Franziskus sendet den Kölner Erzbischof in eine „geistliche Auszeit“. Exerzitien könnte die ganze Kirche gut vertragen

Es ist nicht der Showdown, aber doch der nächste Akt im Drama der katholischen Kirche in Deutschland. Papst Franziskus möchte, dass der so sehr in der Kritik stehende Kölner Erzbischof Kardinal Rainer Maria Woelki im Amt bleibt. Aber er setzt auf eine mehrmonatige Auszeit des 65-jährigen Geistlichen.

Tage vor der Entscheidung hatte die Bild-Zeitung pünktlich zur Fuldaer Bischofskonferenz der deutschen Bischöfe am Montag das Meinungsbild der Deutschen zu Woelki ermittelt. Laut repräsentativer Umfrage wollen 61 Prozent der rund 22,2 Millionen Katholikinnen und Katholiken im Land, dass Franziskus Woelki sofort abberuft. Die Zahl steht nun im Raum.

Der Kölner Kardinal hatte bei seiner ersten und einzigen öffentlichen Wortmeldung während der Fuldaer Tage seinen ganz eigenen Beitrag geleistet. Am Donnerstagmorgen predigte er vor den Mitbrüdern im Dom. Und in Woelkis langsamer, ruhiger Art zu predigen kamen irgendwann die Sätze: „Viele Gerüchte und Spekulationen gehen um. Geredet wurde und wird zu allen Zeiten immer schon viel. Gestimmt hat zumeist nichts, bestenfalls wenig …“

Der Kardinal sprach über eine Passage im Lukasevangelium, über Herodes Antipas und Jesus. Aber es klang nach Woelki über Woelki.

Wechselbörse für Geweihte

Denn Gerüchte gibt es zuhauf in diesen Tagen. In der Woche vor der Vollversammlung der Bischöfe erzählten einige, es stünde eine Rochade zwischen Diözesen an. Unter anderem würde Kardinal Reinhard Marx von München nach Köln wechseln. Genährt wurden solche Spekulationen sicher auch dadurch, dass in dieser Woche dienstags zunächst der Kölner Kardinal, samstags dann sein Münchner Mitbruder im Vatikan mit Papst Franziskus zusammentraf. Und dass Woelki kurz in Rom war, wurde erst später bekannt, sollte also kein demonstratives Zeichen seiner Verbundenheit sein.
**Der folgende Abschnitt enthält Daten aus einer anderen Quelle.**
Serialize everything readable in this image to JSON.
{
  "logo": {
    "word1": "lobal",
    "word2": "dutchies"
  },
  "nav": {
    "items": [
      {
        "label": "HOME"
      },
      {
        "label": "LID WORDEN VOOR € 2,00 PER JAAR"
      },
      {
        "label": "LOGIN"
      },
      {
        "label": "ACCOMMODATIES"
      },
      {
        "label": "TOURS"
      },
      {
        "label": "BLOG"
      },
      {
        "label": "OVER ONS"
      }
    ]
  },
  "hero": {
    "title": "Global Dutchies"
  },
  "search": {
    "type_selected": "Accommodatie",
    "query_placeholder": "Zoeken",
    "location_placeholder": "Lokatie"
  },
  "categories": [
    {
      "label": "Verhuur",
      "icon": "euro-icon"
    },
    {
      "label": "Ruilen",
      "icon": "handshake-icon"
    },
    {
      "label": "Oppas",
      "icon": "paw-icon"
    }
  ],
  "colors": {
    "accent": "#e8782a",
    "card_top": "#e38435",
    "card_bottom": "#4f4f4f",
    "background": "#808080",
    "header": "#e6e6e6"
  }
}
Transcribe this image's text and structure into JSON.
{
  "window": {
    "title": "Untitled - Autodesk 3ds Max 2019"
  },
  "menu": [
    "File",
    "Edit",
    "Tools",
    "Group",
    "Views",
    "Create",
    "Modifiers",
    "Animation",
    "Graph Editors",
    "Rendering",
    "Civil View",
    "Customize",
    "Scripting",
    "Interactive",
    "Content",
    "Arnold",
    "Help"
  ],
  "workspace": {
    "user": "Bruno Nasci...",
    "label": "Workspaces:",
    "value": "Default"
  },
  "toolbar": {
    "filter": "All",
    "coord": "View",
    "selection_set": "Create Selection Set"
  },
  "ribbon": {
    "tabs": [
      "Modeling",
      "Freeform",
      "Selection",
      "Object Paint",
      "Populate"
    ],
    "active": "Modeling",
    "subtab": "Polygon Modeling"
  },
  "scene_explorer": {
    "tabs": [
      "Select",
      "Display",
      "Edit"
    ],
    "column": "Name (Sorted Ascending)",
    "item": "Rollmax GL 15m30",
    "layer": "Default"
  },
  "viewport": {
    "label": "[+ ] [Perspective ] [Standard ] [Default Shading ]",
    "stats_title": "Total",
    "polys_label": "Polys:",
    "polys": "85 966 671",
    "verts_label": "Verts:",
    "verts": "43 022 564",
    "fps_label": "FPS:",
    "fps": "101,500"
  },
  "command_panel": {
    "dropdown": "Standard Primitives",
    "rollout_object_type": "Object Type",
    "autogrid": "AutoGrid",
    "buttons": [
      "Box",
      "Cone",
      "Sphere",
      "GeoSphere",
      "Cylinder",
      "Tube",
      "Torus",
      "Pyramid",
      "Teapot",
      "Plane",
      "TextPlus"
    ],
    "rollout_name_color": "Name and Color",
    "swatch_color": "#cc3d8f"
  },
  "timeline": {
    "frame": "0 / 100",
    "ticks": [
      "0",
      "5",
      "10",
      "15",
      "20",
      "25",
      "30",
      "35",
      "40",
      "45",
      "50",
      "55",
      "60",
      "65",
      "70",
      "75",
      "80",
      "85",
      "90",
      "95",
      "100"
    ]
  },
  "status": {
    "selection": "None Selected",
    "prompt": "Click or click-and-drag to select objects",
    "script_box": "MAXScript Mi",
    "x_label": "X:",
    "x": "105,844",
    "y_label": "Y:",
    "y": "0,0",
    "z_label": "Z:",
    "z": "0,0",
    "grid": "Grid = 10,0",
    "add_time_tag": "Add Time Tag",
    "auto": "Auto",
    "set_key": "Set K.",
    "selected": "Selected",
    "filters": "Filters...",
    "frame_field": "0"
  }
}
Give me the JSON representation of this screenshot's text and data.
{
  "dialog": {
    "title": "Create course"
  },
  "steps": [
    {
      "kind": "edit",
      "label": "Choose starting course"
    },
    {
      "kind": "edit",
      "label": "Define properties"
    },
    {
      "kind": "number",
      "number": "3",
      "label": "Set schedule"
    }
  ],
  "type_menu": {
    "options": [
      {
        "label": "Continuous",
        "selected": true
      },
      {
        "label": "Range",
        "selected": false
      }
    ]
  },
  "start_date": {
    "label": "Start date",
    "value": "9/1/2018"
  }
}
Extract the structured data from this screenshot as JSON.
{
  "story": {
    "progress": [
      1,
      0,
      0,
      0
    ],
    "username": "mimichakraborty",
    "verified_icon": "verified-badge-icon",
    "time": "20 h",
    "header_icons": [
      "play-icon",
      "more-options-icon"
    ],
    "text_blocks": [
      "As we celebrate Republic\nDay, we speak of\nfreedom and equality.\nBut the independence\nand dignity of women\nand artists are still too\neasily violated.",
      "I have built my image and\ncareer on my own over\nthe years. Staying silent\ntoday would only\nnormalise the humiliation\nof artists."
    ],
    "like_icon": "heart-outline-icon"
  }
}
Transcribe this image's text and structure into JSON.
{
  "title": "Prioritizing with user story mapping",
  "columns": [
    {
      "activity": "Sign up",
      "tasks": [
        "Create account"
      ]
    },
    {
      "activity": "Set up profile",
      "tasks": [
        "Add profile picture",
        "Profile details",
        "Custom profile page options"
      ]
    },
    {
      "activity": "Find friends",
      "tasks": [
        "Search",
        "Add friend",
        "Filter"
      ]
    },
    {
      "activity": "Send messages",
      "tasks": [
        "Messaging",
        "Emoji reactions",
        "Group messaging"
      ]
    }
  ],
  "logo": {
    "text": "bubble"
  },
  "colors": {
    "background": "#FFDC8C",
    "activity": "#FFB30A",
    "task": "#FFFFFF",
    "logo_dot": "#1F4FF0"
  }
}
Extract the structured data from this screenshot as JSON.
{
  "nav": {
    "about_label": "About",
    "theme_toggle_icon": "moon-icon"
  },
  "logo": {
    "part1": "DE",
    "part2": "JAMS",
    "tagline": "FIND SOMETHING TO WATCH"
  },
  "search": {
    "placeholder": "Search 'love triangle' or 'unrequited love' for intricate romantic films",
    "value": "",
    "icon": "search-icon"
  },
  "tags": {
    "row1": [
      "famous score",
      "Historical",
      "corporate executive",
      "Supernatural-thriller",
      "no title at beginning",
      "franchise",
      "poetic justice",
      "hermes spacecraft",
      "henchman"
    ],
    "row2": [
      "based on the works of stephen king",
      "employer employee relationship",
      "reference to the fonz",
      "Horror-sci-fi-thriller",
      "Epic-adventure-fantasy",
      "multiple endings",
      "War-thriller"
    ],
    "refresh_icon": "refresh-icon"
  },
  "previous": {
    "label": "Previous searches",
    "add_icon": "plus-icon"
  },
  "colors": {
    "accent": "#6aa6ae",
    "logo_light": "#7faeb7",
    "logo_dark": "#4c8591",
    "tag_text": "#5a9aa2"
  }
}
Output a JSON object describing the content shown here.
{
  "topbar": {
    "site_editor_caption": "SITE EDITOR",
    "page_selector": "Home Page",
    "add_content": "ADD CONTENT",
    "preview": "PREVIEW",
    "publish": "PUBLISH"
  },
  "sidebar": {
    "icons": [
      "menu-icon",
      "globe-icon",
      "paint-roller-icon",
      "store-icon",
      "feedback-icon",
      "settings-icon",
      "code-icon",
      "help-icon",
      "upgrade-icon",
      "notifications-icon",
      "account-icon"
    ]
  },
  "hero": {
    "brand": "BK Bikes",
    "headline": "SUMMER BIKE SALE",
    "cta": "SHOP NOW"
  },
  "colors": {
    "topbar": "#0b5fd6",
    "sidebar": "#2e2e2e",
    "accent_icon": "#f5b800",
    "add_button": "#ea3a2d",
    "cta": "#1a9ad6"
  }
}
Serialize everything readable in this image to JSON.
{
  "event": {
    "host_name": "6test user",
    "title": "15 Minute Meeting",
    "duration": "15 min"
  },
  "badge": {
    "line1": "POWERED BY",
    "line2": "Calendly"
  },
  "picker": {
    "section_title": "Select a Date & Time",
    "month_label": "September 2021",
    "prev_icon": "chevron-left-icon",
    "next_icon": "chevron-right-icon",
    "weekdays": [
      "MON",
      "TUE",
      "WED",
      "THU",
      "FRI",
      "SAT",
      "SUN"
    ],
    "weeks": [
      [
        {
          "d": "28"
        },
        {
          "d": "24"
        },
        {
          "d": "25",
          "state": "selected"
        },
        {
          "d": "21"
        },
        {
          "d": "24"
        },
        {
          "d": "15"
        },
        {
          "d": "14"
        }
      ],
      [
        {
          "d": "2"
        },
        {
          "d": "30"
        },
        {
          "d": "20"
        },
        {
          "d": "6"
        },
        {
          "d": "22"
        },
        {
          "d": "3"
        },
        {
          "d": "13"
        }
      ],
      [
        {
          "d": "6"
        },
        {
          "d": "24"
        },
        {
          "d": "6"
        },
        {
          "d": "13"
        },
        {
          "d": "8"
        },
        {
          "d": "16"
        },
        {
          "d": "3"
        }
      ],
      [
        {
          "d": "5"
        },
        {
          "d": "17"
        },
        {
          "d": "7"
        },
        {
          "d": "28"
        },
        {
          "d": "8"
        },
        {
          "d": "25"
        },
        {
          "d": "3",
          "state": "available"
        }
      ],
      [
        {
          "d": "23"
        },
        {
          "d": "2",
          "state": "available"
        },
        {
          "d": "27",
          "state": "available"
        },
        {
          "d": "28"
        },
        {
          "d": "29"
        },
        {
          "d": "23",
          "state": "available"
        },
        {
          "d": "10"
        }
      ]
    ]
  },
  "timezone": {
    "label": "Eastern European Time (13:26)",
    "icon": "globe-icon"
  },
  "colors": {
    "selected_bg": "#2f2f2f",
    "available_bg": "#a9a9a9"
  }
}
Während der Vollversammlung köchelte und kochte dann die Gerüchteküche vor Ort und fand auch medialen Niederschlag. Sollte Woelki am Mittwochmittag zurücktreten? Warum waren seine Berater und Medienmitarbeiter von Köln nach Fulda gereist? Mit dem Münsteraner Bischof Felix Genn stand nun ein anderer Name als Favorit im Raum.

Meisners Männer

Aber warum die ganzen Gerüchte, die Spannung? Die Personalie Woelki ist eine lange Geschichte, die lange Zeit mit der Frage der Aufarbeitung von sexuellem Missbrauch zusammenhing und sich mittlerweile verselbständigt hat. Im Frühjahr hatte das Erzbistum Köln seine lange erwartete Studie zu Missbrauch und Vertuschung im Erzbistum veröffentlicht. Eine wichtige Arbeit, die Jahrzehnte der Vertuschung und Verdrängung, der Bösartigkeit und des Nicht-Ernstnehmens von Opfern entlarvte. Es lag nicht nur an einer Person, nicht nur an Kardinal Joachim Meisner, Erzbischof von 1989 bis 2014.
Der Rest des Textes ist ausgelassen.